Here’s why: Your password never leaves your device. When you sign in, your password derives an encryption key locally (using Argon2id). That key decrypts your data. The server only ever sees encrypted blobs - unreadable gibberish without your key.
We don’t have a copy of your password. We don’t have a copy of your key. We don’t have any way to decrypt your data. By design.
What this means practically
If you lose your password and you don’t have a recovery password set up, your encrypted data is gone. Permanently. No support ticket, no account verification process, no technical backdoor will help. The encryption is real.
This is the same model used by Signal, ProtonMail, 1Password’s secret key, and other tools with genuine end-to-end encryption. If they could recover your data without your password, so could an attacker with access to their servers.
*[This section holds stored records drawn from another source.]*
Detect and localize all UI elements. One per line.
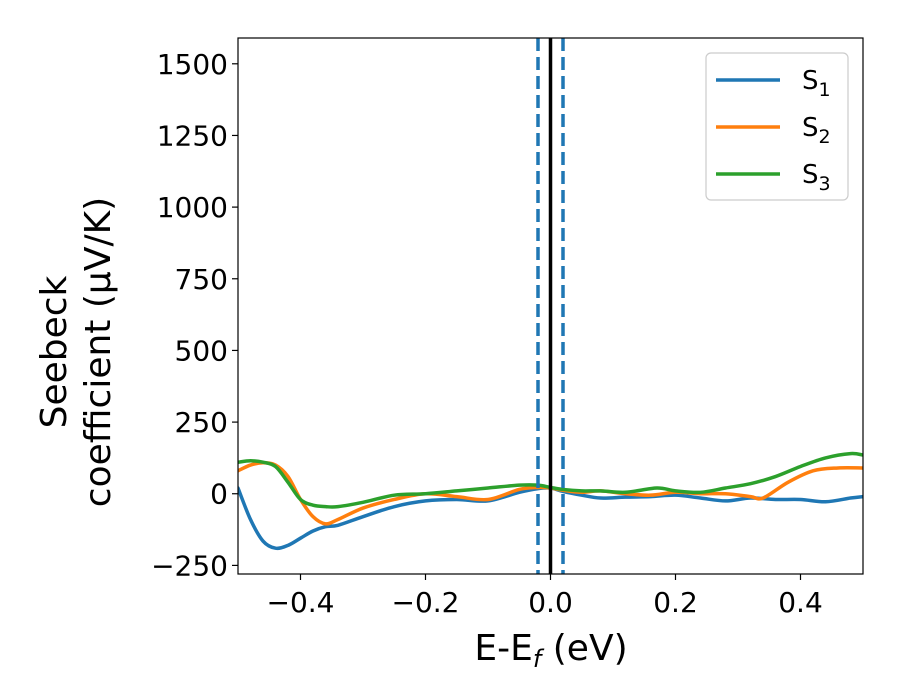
y-tick-label: 750 [175, 263, 228, 296]
y-tick-label: −250 [151, 549, 228, 582]
x-tick-label: −0.2 [392, 586, 460, 619]
axis-ticks: −0.4 −0.2 0.0 0.2 0.4 −250 0 250 500 750 1000 1250 1… [151, 48, 823, 619]
y-tick-label: 250 [175, 406, 228, 439]
y-tick-label: 0 [210, 478, 228, 511]
y-tick-label: 1500 [157, 48, 228, 81]
x-tick-label: 0.2 [653, 586, 698, 619]
x-axis-title-main: E-E [474, 628, 532, 669]
legend-label-s3: S3 [802, 160, 831, 195]
legend: S1 S2 S3 [705, 52, 849, 201]
x-axis-title-unit: (eV) [541, 628, 627, 669]
legend-label-s1: S1 [802, 66, 831, 101]
plot-frame [237, 37, 864, 575]
y-axis-title-line2: coefficient (μV/K) [78, 197, 119, 507]
y-tick-label: 1000 [157, 191, 228, 224]
y-tick-label: 500 [175, 334, 228, 367]
plot-area [238, 38, 863, 574]
x-axis-title: E-Ef (eV) [474, 628, 627, 673]
y-tick-label: 1250 [157, 119, 228, 152]
y-axis-title-line1: Seebeck [34, 275, 75, 428]
legend-label-s2: S2 [802, 113, 831, 148]
x-tick-label: 0.4 [778, 586, 823, 619]
y-axis-title: Seebeck coefficient (μV/K) [34, 197, 119, 507]
x-tick-label: −0.4 [267, 586, 335, 619]
x-tick-label: 0.0 [528, 586, 573, 619]
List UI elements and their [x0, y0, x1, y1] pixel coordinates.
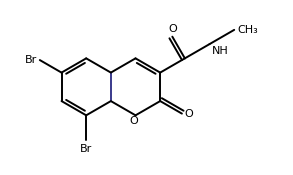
- Text: Br: Br: [25, 55, 37, 65]
- Text: CH₃: CH₃: [237, 25, 258, 35]
- Text: NH: NH: [212, 46, 229, 56]
- Text: O: O: [129, 116, 138, 126]
- Text: O: O: [168, 24, 177, 34]
- Text: Br: Br: [80, 144, 92, 154]
- Text: O: O: [185, 109, 193, 119]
Why this is actually a good thing
Most services can reset your password because they can decrypt your data. That means:
- Employees can access your data (accidentally or intentionally)
- Law enforcement can compel them to hand over your data
- A server breach gives attackers access to your data
- You’re trusting them to protect your privacy
With Lithium, none of that is possible. Your data is encrypted with a key derived from your password, on your device. We never see it. We built it this way on purpose.
The tradeoff is honest: genuine privacy means genuine responsibility. You control your data. That includes not losing access to it.
What you should do
Set up a recovery password. This is a backup key that can unlock your data if you forget your main password. It works the same way - derives the same encryption key - but it’s separate.
See Recovery Password for how to set one up and where to store it.
Also consider using a password manager. They’re designed for this. 1Password, Bitwarden, and others have solved the “remember one strong password” problem.
The technical reason (if you’re curious)
Your password goes through Argon2id key derivation (~500ms, deliberately slow to resist brute force) to produce a master key. That master key decrypts your encryption key, which decrypts all your content.
The server only stores:
- Your encrypted encryption key (wrapped with your master key)
- The salt used for key derivation
- An auth hash (one-way hash of your master key, used to verify you during login)
None of those can be reversed to get your password or decrypt your data. The math only works one way: password → keys → decryption. Not backwards.
If you lose your password, the server can’t help because it never had the ability to decrypt your data in the first place.